To successfully specify brazed aluminum plate-fin heat exchangers, it is important to understand where they can be used. For new applications, it is especially helpful to understand where others have successfully used them. Use of these heat exchangers is limited by several factors, including:
- Only clean, noncorrosive-to-aluminum fluids can be used.
- Because aluminum has an upper temperature limit of 400°F (204°C), maximum design temperature is 400°F.
- Maximum design pressure is 1,751 psig.
- The local stream temperature difference at any point along the length of the heat exchanger must be limited to prevent excess thermal stress. A difference of 50°F (28°C) is a safe rule for all designs. A maximum of 100°F (56°C) or more is possible under appropriate conditions.

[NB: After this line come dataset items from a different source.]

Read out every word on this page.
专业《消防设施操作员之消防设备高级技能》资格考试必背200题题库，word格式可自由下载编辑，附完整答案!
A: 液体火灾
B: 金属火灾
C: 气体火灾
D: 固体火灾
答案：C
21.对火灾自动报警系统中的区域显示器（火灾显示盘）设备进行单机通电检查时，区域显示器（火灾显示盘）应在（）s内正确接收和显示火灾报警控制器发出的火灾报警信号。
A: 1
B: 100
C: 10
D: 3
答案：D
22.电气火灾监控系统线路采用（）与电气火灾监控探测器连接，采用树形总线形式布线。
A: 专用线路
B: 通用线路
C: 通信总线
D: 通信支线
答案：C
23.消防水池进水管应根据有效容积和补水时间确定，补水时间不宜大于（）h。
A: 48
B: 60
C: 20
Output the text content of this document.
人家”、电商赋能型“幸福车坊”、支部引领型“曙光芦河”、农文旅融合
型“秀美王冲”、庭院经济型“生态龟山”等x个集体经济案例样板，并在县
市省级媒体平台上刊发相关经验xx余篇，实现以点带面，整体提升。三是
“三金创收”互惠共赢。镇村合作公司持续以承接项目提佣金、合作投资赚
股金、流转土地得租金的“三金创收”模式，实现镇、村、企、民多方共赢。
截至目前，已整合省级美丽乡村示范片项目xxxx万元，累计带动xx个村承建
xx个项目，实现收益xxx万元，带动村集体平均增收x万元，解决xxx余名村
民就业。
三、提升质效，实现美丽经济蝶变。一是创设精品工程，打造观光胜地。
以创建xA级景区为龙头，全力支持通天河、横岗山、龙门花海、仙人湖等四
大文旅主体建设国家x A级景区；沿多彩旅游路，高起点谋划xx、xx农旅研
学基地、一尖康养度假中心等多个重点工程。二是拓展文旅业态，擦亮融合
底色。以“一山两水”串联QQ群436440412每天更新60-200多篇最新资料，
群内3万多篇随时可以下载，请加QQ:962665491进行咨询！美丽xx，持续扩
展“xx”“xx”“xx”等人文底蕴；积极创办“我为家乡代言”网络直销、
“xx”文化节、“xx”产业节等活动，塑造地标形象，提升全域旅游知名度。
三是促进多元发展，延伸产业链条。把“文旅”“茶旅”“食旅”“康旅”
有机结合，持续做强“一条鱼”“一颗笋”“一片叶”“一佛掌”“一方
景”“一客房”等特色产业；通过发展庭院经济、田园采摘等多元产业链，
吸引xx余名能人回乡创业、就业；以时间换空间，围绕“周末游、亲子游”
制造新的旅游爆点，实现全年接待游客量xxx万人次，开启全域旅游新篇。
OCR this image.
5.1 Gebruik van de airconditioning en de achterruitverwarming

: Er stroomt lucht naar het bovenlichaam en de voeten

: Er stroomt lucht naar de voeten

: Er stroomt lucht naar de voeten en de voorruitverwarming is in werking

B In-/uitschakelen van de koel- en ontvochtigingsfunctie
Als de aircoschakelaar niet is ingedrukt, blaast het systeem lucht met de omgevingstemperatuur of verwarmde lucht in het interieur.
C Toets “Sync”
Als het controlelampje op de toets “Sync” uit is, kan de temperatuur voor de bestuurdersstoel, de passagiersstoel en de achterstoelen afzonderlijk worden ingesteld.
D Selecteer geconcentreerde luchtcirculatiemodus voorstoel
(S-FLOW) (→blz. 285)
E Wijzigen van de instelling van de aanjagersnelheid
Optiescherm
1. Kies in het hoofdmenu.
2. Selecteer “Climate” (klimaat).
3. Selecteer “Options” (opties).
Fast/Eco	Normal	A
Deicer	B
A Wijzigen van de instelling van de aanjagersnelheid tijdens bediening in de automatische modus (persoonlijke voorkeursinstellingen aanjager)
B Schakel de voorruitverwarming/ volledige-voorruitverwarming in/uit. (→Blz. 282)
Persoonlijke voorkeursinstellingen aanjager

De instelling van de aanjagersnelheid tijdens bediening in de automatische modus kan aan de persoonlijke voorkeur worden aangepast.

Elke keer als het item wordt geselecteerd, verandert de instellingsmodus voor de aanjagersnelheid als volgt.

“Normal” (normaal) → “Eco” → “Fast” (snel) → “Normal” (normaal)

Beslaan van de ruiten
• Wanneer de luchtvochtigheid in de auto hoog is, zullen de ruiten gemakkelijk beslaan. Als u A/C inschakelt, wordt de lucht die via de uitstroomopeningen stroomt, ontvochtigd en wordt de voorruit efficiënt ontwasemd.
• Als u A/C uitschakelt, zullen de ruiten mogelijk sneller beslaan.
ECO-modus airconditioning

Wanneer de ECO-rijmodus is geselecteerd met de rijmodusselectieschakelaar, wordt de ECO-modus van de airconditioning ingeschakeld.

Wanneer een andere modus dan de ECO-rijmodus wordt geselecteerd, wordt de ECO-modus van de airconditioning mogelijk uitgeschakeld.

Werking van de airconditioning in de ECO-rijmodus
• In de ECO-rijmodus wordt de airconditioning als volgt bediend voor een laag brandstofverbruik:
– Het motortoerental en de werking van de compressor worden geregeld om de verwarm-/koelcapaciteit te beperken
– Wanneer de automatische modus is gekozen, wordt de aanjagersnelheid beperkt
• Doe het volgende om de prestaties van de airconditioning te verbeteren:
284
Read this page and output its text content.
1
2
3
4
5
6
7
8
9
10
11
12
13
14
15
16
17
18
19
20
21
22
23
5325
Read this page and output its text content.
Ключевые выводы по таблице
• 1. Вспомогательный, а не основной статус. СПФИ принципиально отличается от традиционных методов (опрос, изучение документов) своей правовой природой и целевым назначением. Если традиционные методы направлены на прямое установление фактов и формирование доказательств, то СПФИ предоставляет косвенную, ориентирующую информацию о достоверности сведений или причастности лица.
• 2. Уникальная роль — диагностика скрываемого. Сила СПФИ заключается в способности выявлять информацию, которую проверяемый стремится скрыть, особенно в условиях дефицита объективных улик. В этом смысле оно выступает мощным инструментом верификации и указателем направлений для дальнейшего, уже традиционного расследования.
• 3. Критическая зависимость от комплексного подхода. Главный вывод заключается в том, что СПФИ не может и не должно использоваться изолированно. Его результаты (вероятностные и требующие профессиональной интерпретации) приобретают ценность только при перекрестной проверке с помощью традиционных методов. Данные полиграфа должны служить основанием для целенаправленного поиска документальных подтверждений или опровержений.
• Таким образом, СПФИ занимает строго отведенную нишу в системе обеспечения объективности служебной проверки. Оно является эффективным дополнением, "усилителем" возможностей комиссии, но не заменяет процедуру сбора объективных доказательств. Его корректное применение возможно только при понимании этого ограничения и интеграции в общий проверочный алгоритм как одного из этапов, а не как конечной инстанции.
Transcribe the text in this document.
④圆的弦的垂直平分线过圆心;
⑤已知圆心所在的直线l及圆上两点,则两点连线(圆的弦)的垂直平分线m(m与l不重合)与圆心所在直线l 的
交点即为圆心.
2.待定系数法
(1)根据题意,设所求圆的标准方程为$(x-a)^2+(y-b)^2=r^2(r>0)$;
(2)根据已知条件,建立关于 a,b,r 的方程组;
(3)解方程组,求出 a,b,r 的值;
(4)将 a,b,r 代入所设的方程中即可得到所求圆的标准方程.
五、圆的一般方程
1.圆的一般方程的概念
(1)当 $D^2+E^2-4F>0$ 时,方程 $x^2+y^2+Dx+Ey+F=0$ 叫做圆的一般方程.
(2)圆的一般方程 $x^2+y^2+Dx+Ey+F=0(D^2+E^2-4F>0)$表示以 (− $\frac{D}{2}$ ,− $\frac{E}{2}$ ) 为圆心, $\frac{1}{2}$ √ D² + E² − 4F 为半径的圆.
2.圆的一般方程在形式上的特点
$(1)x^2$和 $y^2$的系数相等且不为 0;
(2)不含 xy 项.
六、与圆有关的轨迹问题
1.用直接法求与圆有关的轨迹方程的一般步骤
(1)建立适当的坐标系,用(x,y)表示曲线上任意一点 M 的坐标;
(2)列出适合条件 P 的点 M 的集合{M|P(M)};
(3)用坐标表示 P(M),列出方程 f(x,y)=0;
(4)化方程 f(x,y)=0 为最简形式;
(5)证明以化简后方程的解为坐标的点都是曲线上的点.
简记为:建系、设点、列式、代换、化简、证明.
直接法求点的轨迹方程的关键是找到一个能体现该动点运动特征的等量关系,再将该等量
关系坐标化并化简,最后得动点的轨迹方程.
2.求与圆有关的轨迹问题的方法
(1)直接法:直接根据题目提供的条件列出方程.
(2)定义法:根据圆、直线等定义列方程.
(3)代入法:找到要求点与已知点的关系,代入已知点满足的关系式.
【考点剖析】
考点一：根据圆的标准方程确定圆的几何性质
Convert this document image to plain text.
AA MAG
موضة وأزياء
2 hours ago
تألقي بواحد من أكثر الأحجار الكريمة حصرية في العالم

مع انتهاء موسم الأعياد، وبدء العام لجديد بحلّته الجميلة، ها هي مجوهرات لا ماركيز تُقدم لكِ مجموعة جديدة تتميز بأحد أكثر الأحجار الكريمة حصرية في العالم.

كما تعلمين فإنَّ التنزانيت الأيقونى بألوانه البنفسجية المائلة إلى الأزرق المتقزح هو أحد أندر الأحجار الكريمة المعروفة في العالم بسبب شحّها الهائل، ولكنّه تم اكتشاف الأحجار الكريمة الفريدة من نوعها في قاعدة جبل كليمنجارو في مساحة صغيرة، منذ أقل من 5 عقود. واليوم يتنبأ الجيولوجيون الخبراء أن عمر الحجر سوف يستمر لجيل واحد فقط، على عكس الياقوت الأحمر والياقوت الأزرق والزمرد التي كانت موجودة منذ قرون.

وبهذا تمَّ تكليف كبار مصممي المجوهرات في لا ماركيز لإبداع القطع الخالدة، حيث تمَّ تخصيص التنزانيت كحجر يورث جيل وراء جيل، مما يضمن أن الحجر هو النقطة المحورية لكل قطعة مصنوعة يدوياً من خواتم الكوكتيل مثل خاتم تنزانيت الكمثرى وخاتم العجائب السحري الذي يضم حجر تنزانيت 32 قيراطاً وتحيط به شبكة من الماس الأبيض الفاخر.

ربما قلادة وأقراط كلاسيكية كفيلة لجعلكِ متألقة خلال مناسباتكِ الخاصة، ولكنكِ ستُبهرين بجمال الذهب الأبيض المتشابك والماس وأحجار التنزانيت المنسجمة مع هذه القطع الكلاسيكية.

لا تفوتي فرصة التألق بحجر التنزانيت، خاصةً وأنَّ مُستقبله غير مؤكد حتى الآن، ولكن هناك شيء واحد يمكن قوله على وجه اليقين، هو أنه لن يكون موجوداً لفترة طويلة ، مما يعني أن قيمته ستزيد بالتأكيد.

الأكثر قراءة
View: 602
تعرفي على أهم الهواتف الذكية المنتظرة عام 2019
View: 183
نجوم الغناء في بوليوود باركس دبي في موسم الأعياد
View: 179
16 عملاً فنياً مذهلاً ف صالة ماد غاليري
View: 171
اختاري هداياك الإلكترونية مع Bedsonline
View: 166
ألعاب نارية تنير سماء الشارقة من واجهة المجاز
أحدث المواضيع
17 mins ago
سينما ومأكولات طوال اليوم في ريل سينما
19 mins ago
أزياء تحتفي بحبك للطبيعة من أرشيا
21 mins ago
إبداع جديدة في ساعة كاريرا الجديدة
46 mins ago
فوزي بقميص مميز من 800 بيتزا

Specifying brazed aluminum plate-fin heat exchangers can be complicated, but they provide one of the best ways to optimize a heat exchanger network. Rating programs are available, but some practice and experience is needed to use them properly. The best way to proceed is to work closely with the supplier's thermal engineers early in the design phase to optimize the heat exchanger network and the process design scheme.
In the figures, the heat exchanger is shown in the horizontal orientation for descriptive purposes only.
|Figure 6. When numberous heat exchangers are required, they can be packaged in a steel cold box that provides structural support.|
Creating an Efficient Process with Brazed Aluminum Plate-Fin Heat Exchangers
Because brazed aluminum plate-fin heat exchangers can be used in applications at cryogenic levels as well as warm temperatures, it can be difficult to create an efficient process. Some points to consider when creating your process include:
- Ensure that all streams are clean and noncorrosive to aluminum.
- Employ design pressures less than 1,751 psig and desing temperatures less than 400°F (204°C).
- Combine exchanger services as much as possible.
- Optimize combined cooling curves to reduce the mean temperature difference and ensure an efficient process.
- Consider applications where brazed plate heat exchangers are used, including gas to gas, reboilers, condensers, chillers and gas to liquid.
- Work with the supplier's thermal engineers to optimize the unit and the process.
- Remembering these points will help you utilize the advantages and understand the process efficiency benefits that brazed plate heat exchangers provide.